Ministry of Environment, Forest and Climate Change (MoEFCC) issues draft notification to establish India’s first compliance-based domestic carbon market
Introduction
The Ministry of Environment, Forest and Climate Change (MoEFCC) has taken a landmark step toward advancing India’s climate commitments by issuing a draft notification to establish the country’s first compliance-based domestic carbon market.[1] Published in the Gazette of India on April 17, 2025, this endeavour conforms with the Carbon Credit Trading Scheme, 2023, informed under the Energy Conservation Act, 2001, and the Environment (Protection) Act, 1986. Under the Paris Agreement, the framework seeks to institutionalize a market-driven mechanism to lower greenhouse gas (GHG) emissions intensity across sectors, so promoting sustainable development and supporting India’s Nationally Determined Contributions (NDCs).
Explanation (Key Points)
1. Regulatory Framework and Objectives
- The draft notification leverages the Energy Conservation Act, 2001, and the Environment (Protection) Act, 1986 to mandate GHG emission intensity (GEI) targets for industries.
- Primary Goals: Reduce India’s GHG emissions through measurable GEI targets.
Promote adoption of low-carbon technologies in high-emission sectors like aluminum, cement, and chemicals.
Align industrial growth with climate resilience.
2. Greenhouse Gas Emission Intensity (GEI) Targets
- GEI is defined as emissions per unit of output (tCO₂e/equivalent product). Sector-specific targets are set for compliance years 2025–26 and 2026–27, with trajectories based on 2023–24 baseline data.
- Example: The aluminum sector’s GEI targets range from 12.8 tCO₂e/tonne (Vedanta Limited) to 19.3 tCO₂e/tonne (Hindalco Industries). Cement plants must reduce GEI to as low as 0.3 tCO₂e/tonne (Ultratech’s Rawan unit).
3. Compliance Mechanism for Industries
- Obligated entities (industries) must: Achieve GEI targets through operational efficiency or technological upgrades.
Purchase carbon credits from the Indian Carbon Market (ICM) if targets are missed.

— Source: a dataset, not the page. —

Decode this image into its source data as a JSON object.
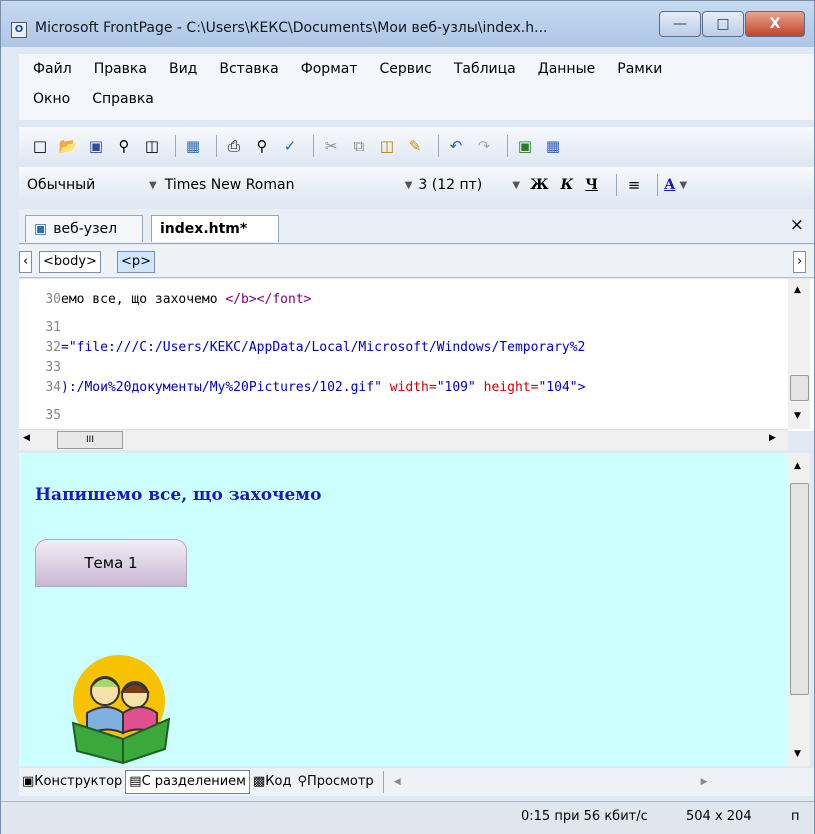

Submit compliance documents via the ICM Portal within stipulated timelines. - Banking of Credits: Surplus carbon credits can be banked for future use or traded.
4. Carbon Credit Issuance and Trading
- The Bureau of Energy Efficiency (BEE) issues carbon credits based on the formula:
- (GEI Target – GEI Achieved) × Production Output.

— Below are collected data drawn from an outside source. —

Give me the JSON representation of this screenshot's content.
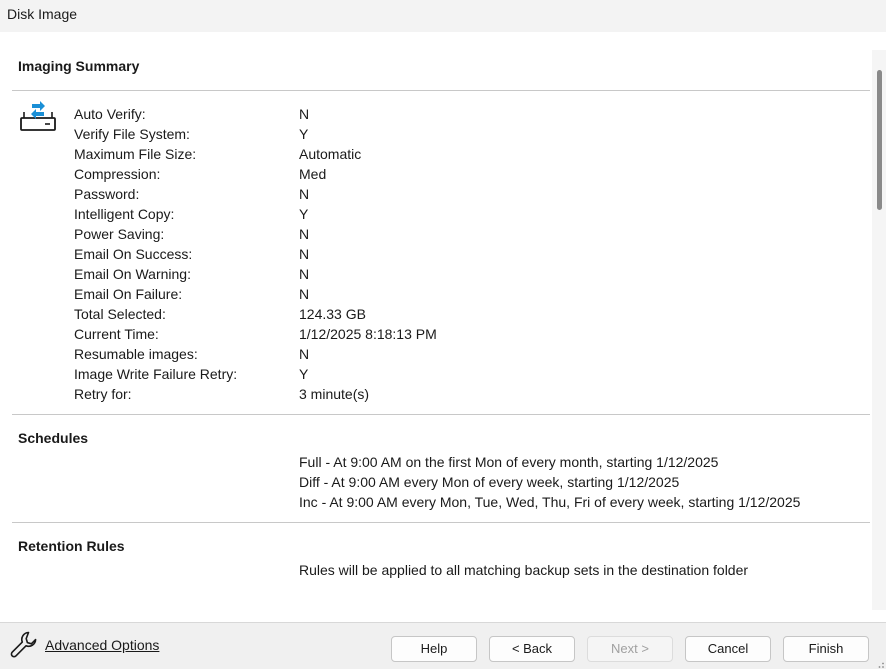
{
  "window": {
    "title": "Disk Image"
  },
  "summary": {
    "heading": "Imaging Summary",
    "icon": "drive-image-icon",
    "rows": [
      {
        "label": "Auto Verify:",
        "value": "N"
      },
      {
        "label": "Verify File System:",
        "value": "Y"
      },
      {
        "label": "Maximum File Size:",
        "value": "Automatic"
      },
      {
        "label": "Compression:",
        "value": "Med"
      },
      {
        "label": "Password:",
        "value": "N"
      },
      {
        "label": "Intelligent Copy:",
        "value": "Y"
      },
      {
        "label": "Power Saving:",
        "value": "N"
      },
      {
        "label": "Email On Success:",
        "value": "N"
      },
      {
        "label": "Email On Warning:",
        "value": "N"
      },
      {
        "label": "Email On Failure:",
        "value": "N"
      },
      {
        "label": "Total Selected:",
        "value": "124.33 GB"
      },
      {
        "label": "Current Time:",
        "value": "1/12/2025 8:18:13 PM"
      },
      {
        "label": "Resumable images:",
        "value": "N"
      },
      {
        "label": "Image Write Failure Retry:",
        "value": "Y"
      },
      {
        "label": "Retry for:",
        "value": "3 minute(s)"
      }
    ]
  },
  "schedules": {
    "heading": "Schedules",
    "items": [
      "Full - At 9:00 AM on the first Mon of every month, starting 1/12/2025",
      "Diff - At 9:00 AM every Mon of every week, starting 1/12/2025",
      "Inc - At 9:00 AM every Mon, Tue, Wed, Thu, Fri of every week, starting 1/12/2025"
    ]
  },
  "retention": {
    "heading": "Retention Rules",
    "text": "Rules will be applied to all matching backup sets in the destination folder"
  },
  "footer": {
    "advanced_options": "Advanced Options",
    "buttons": {
      "help": "Help",
      "back": "< Back",
      "next": "Next >",
      "cancel": "Cancel",
      "finish": "Finish"
    }
  },
  "colors": {
    "accent": "#1a8fd6",
    "divider": "#c8c8c8"
  }
}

- Entities failing to meet targets must buy credits equivalent to their shortfall.
5. Environmental Penalties
- Non-compliance triggers environmental compensation equal to twice the average trading price of carbon credits during the compliance cycle.
- Penalties must be paid within 90 days and are channelled into a dedicated fund for climate initiatives.
6. Sectoral Coverage
- Detailed targets are specified for aluminum smelters, cement plants, chlor-alkali units, and others. For instance:
Cement: Over 120 plants, including Ultratech, ACC, and Dalmia Cement, must reduce GEI by 3–10% by 2026–27.
Aluminum: Vedanta’s Jharsuguda unit must cut GEI from 13.49 to 12.83 tCO₂e/tonne.
Conclusion
From voluntary actions to a legally binding carbon market, the draft notification represents a radical change in India’s climate policy. Instituting emissions trading helps the system to guarantee responsibility and encourage businesses to innovate. This project not only helps India’s standing in world climate diplomacy but also strikes a compromise between environmental sustainability and economic development. Stakeholders have 60 days to provide comments, so stressing the government’s cooperative approach. If carried out successfully, this carbon market could be a model for developing nations, hastening the worldwide change to net-zero emissions.